Il reprend du service en 1792. A la barre du vaisseau Agamemnon, il sillonne la Méditerranée sous les ordres de Lord Hood. A Naples, il fait la connaissance de Sir Hamilton, l’ambassadeur anglais, et de sa femme, avec qui il aura une liaison célèbre. Il participe ensuite à la prise de Calvi, où il perd son œil droit.

En février 1797, lors de la bataille du cap Saint-Vincent, il désobéit aux ordres pour se lancer avec succès contre une ligne de navires espagnols. Devenu contre-amiral, il mène une expédition contre Ténériffe où il perd la bataille et son bras droit. Après quelques mois de repos, il est à nouveau en Méditerranée avec pour mission de surveiller une mystérieuse expédition préparée par les Français (l’expédition d’Egypte). Il retrouve la flotte française dans la baie d’Aboukir le 1er août 1798 et parvient à la détruire presque entièrement. A Naples, il est acclamé comme un héros. Le roi et la reine donnent une fête de 1 800 invités pour son quarantième anniversaire.

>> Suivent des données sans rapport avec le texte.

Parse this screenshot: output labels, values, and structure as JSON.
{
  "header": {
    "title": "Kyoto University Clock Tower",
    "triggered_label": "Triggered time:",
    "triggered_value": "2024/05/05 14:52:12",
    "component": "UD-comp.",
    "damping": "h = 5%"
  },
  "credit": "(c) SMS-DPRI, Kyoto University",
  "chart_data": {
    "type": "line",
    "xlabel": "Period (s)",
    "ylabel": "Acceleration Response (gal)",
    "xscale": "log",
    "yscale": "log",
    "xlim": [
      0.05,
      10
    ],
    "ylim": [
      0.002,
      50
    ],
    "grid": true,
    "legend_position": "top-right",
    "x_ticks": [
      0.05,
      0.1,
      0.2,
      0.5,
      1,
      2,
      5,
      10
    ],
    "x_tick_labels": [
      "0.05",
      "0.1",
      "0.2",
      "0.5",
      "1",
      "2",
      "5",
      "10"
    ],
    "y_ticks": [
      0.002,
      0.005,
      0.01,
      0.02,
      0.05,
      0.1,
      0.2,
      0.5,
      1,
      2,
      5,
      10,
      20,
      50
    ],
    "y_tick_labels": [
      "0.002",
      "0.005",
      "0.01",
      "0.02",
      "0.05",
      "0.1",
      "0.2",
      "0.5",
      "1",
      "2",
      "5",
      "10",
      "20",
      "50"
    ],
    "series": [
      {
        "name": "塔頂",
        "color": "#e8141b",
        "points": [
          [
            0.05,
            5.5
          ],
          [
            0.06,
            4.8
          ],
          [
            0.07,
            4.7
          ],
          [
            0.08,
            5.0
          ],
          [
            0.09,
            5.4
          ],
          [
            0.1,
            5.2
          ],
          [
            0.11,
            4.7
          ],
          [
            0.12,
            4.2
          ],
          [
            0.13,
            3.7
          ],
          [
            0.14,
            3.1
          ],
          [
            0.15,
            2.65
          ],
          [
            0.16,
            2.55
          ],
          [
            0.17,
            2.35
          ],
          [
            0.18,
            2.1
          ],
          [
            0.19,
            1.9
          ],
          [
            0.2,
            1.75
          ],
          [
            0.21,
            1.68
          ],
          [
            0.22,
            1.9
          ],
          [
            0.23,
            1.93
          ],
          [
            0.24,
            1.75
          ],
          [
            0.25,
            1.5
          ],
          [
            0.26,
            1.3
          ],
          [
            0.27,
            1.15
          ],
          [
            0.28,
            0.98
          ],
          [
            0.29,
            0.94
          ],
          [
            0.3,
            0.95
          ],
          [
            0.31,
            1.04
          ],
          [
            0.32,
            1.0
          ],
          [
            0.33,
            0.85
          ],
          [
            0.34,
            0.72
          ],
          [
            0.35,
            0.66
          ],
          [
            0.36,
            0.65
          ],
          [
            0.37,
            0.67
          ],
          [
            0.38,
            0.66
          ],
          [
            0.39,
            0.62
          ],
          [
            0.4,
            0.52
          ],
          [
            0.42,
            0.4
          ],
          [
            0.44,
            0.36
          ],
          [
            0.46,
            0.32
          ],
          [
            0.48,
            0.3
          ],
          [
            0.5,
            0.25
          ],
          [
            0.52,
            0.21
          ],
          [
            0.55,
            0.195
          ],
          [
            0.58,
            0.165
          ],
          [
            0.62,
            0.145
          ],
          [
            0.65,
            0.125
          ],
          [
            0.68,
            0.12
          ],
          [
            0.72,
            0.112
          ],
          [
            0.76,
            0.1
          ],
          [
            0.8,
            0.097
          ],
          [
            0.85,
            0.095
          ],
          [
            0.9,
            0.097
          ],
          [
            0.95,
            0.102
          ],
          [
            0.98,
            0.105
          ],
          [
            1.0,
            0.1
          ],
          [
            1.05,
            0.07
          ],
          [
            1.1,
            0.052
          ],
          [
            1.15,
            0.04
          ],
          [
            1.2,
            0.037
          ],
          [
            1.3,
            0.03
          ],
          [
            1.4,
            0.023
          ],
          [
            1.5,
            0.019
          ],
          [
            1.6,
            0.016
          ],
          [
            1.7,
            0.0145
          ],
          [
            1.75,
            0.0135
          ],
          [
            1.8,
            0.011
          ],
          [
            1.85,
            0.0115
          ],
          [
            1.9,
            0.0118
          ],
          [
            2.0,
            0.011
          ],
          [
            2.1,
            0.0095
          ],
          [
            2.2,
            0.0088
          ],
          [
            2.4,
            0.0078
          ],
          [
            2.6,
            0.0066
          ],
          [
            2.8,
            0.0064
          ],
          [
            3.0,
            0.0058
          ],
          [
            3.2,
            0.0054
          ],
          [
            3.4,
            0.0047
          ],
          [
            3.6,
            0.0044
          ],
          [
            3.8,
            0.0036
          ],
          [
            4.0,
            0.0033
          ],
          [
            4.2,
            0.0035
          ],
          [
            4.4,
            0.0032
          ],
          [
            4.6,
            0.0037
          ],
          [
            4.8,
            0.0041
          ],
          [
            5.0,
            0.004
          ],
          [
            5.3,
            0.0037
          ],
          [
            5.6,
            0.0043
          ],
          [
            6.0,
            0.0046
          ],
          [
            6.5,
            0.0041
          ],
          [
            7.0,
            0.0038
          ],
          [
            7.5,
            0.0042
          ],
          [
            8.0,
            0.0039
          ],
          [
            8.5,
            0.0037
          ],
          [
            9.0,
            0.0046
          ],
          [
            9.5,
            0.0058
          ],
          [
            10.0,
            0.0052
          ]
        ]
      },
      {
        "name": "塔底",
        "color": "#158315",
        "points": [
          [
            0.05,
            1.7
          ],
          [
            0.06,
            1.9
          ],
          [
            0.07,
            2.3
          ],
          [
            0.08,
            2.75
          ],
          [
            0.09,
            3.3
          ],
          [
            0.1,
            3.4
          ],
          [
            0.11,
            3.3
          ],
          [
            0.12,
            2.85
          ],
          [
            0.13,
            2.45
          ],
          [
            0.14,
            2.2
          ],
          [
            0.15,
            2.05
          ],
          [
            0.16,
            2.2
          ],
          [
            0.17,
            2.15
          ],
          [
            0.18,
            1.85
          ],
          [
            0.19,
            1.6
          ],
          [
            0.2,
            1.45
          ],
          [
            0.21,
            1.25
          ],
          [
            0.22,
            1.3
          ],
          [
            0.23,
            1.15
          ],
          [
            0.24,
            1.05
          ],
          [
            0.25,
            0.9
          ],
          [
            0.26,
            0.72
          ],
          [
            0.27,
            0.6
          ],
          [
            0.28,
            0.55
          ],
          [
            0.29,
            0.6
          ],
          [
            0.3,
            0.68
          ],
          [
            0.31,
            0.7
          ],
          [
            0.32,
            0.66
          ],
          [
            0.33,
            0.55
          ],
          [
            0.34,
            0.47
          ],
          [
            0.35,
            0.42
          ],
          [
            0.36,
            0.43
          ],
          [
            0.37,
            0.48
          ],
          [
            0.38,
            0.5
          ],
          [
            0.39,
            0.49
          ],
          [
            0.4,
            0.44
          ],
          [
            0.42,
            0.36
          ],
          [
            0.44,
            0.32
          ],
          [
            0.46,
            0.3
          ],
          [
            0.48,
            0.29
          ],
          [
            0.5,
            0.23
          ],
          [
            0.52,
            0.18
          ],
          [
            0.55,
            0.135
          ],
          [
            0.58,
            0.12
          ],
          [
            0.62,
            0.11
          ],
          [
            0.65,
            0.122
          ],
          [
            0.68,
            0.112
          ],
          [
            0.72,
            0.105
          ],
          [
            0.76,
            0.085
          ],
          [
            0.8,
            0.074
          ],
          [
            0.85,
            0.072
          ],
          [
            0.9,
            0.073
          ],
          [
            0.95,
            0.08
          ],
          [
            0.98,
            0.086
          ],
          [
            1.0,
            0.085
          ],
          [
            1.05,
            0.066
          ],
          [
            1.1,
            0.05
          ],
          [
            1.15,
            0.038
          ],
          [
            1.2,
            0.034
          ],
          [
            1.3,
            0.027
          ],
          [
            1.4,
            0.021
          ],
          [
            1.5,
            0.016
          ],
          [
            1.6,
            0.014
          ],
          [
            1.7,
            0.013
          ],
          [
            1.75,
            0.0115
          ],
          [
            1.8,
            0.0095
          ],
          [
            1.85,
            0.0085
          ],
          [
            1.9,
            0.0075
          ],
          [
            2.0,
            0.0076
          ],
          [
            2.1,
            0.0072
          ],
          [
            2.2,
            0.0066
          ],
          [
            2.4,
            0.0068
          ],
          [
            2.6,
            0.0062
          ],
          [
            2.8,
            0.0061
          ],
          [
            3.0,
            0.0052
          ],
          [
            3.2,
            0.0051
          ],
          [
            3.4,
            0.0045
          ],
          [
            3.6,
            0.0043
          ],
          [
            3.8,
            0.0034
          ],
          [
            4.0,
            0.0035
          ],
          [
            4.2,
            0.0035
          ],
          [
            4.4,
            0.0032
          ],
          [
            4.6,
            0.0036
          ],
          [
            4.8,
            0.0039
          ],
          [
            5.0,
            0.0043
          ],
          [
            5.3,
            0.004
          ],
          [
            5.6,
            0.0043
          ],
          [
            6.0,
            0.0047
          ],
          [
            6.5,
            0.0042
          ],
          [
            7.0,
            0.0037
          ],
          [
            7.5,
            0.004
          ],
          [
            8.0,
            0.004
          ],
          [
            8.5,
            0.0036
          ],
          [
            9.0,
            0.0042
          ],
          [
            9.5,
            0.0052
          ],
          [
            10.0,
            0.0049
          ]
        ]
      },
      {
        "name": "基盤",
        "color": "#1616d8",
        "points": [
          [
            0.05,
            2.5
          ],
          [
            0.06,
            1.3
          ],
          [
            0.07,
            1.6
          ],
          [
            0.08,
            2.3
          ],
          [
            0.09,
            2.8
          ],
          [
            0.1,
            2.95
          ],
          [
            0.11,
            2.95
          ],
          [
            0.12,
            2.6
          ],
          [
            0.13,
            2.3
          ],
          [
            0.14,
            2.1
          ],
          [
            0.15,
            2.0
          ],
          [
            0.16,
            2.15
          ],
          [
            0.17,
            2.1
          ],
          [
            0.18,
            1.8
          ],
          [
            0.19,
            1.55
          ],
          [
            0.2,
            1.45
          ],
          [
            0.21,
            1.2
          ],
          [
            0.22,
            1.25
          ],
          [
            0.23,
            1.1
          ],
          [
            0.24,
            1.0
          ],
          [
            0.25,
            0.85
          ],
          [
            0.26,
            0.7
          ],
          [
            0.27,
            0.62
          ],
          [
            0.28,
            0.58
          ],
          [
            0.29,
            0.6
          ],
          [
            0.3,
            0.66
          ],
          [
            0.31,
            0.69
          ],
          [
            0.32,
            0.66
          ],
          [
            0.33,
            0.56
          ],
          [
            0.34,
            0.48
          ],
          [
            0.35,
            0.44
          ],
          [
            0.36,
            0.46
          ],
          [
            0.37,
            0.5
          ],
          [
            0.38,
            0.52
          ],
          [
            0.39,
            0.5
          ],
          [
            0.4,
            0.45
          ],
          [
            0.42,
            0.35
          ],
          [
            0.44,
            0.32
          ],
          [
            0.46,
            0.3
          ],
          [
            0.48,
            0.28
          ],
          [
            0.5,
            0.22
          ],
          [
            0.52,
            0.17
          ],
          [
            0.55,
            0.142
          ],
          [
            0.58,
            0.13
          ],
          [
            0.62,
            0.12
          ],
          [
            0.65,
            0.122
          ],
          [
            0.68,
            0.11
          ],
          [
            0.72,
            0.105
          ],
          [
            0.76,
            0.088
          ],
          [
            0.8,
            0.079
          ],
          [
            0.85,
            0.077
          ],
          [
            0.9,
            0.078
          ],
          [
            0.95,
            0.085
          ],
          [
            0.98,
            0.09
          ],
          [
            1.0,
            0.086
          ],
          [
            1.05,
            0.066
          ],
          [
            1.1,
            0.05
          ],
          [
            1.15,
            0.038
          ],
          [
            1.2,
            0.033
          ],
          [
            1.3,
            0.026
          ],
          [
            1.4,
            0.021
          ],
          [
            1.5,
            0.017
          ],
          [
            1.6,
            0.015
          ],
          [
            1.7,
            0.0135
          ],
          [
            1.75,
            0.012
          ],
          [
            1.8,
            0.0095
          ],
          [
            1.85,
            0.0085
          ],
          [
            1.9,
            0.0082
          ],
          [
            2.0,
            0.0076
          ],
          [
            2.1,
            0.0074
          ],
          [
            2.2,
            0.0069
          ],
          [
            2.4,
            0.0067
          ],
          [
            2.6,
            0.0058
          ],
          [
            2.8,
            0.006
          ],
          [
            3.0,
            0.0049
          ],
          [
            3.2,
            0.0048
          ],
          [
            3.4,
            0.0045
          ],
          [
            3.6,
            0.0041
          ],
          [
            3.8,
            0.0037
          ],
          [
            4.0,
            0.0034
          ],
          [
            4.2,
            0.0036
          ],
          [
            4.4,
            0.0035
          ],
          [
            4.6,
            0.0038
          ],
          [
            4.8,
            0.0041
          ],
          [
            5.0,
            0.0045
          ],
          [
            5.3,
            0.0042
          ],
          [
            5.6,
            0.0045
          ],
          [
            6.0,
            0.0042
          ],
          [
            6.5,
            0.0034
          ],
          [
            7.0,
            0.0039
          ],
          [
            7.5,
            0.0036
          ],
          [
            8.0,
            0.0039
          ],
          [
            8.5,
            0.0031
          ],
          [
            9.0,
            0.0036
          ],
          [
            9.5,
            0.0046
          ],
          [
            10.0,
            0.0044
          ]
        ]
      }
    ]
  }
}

Mais Nelson continue de gêner les autorités anglaises par son arrogance, le scandale de sa liaison avec lady Hamilton, le duché de Bronte qu’il a accepté de Ferdinand et son refus d’aller protéger Minorque. Il prévoit en effet l’attaque française sur Naples et embarque le roi et la reine vers Palerme. De retour à Naples, il trahit la capitulation signée par le cardinal Ruffo envers les républicains et pend l’un des meneurs aux vergues de son navire.

Il est rappelé en Angleterre où il est devenu très populaire et est assigné à l’escadre de navires qui part pour la mer du Nord. Il défait les troupes danoises et devient commandant en chef. En 1803, il prend le commandement d’une flotte destinée à empêcher la jonction des navires espagnols et français. Il se tapit devant Toulon mais la flotte française de Villeneuve lui échappe.

Pendant deux ans, Nelson mène, à bord du Victory, une poursuite incessante qui le conduit jusqu’aux Antilles. En août 1805, il relâche à Gibraltar puis rentre en Angleterre quelques jours afin d’échafauder un plan d’attaque de la flotte franco-espagnole. Le 15 septembre 1805, il reprend la mer. Le 20, l’amiral Villeneuve sort de la rade de Cadix où il s’est réfugié. Le jour suivant, à l’aube, au large du cap Trafalgar, les deux flottes livrent une terrible bataille. Nelson, qui a refusé de changer ses habits très reconnaissables, est atteint d’une balle. Pendant ses trois heures d’agonie, il ne cesse de donner des ordres.

Il meurt. Mais la flotte franco-espagnole est anéantie. La nation anglaise tout entière porte le deuil de son amiral, enterré en grande pompe à Westminster, mais "oublie" de rendre les honneurs à la fille qu’il a eue de lady Hamilton, Horatia Nelson.